Ces lois disciplinaires débutent déjà à l’aube de la Réforme, contre Luther en Allemagne, deux cents ans auparavant. A la même époque en France, Calvin instaure le protestantisme. Mais le Roi refuse cette nouvelle religion dans son royaume et les hostilités commencent à l’égard des réformés ; c’est l’époque des guerres de religion. « Ces guerres vont durer près de quarante ans. Les partis catholique et protestant, encadrés par des familles nobles rivales, se sont affrontés pour le contrôle de l’Etat et le statut de la religion réformée dans le royaume. »(1) Un épisode tristement connu, qui s’est déroulé le 24 août 1572 à Paris, est le massacre de la Saint-Barthélemy : il causa la mort de milliers de protestants.(2)

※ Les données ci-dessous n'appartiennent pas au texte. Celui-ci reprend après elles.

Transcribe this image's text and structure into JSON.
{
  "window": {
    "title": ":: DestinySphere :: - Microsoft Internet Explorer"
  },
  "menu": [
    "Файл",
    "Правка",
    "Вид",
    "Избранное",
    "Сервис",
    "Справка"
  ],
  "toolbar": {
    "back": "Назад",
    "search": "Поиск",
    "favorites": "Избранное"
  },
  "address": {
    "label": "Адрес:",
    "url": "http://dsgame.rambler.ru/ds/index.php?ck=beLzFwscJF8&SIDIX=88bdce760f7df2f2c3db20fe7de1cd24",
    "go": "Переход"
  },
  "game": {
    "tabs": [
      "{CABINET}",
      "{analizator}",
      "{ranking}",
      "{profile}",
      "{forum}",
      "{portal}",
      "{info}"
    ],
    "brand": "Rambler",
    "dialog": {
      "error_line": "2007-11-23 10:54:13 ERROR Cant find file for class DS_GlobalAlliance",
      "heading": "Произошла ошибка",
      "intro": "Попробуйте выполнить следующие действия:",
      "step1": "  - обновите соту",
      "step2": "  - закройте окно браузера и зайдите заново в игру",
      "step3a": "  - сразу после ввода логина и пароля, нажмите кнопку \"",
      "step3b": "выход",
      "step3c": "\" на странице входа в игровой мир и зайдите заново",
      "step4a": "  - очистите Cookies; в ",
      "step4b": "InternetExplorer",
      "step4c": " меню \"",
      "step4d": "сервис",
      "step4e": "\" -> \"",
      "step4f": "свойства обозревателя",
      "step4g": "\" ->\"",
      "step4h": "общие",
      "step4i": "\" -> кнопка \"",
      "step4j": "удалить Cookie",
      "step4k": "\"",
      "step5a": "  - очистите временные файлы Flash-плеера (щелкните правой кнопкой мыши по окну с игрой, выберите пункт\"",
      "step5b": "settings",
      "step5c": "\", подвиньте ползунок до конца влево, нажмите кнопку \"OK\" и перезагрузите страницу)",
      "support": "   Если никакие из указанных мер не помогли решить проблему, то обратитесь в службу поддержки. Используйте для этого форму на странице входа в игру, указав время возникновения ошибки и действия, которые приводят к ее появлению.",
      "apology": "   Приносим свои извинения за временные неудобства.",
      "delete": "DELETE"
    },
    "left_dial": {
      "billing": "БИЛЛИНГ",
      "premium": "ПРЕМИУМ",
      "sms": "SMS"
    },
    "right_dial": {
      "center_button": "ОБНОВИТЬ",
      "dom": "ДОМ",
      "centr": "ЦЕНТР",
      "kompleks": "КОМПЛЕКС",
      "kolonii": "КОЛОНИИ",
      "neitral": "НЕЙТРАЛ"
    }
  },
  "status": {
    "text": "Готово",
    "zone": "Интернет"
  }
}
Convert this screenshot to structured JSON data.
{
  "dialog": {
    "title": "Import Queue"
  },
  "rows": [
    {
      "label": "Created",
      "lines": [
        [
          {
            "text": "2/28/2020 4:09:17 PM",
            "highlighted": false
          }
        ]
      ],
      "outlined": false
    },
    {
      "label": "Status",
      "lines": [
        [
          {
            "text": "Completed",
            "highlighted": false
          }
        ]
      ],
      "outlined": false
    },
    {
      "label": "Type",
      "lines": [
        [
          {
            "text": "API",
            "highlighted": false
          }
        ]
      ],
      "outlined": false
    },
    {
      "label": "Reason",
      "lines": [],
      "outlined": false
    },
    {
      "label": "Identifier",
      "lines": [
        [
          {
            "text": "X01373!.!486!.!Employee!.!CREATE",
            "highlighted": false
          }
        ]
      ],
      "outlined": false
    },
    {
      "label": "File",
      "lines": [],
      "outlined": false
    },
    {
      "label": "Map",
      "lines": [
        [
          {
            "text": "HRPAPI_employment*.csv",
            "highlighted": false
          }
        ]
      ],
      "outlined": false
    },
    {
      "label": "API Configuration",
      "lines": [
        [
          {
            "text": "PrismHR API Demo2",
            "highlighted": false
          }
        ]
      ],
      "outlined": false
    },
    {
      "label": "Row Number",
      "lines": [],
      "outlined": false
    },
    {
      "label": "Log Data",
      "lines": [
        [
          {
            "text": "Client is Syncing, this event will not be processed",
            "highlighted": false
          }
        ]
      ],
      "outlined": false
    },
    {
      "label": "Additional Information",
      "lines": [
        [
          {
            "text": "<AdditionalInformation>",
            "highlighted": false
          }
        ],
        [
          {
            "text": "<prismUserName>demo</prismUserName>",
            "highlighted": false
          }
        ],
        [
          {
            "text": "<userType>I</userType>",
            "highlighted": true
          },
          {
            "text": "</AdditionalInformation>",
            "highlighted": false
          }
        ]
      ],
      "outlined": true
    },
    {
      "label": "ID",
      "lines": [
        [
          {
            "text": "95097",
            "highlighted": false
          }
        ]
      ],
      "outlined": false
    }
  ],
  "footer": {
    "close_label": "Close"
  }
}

Les Calvinistes sont persécutés jusqu’à ce que le roi Henri IV promulgue l’Édit de Nantes en 1598, autorisant ainsi la liberté de culte de la religion réformée dans le royaume de France.(3) Mais tout se complique pour les protestants lorsque le roi est assassiné et que Louis XIII lui succède. Les lois anti-protestants ressurgissent de plus belle, entraînant des peines comme le bûcher, l’empalement, la condamnation aux galères et l’emprisonnement à vie.(4) De ces persécutions nous retiendrons surtout les dragonnades, nom donné aux pillages par les troupes du Roi chez les protestants jusqu’à ce que ces derniers abjurent : « La terreur des dragons déclenche des vagues de conversion, par villages entiers. »(5) Ainsi, en 1685, après avoir déclaré qu’il n’y a officiellement plus aucun protestant dans le royaume, le roi Louis XIV révoque l’Édit de Nantes.(6)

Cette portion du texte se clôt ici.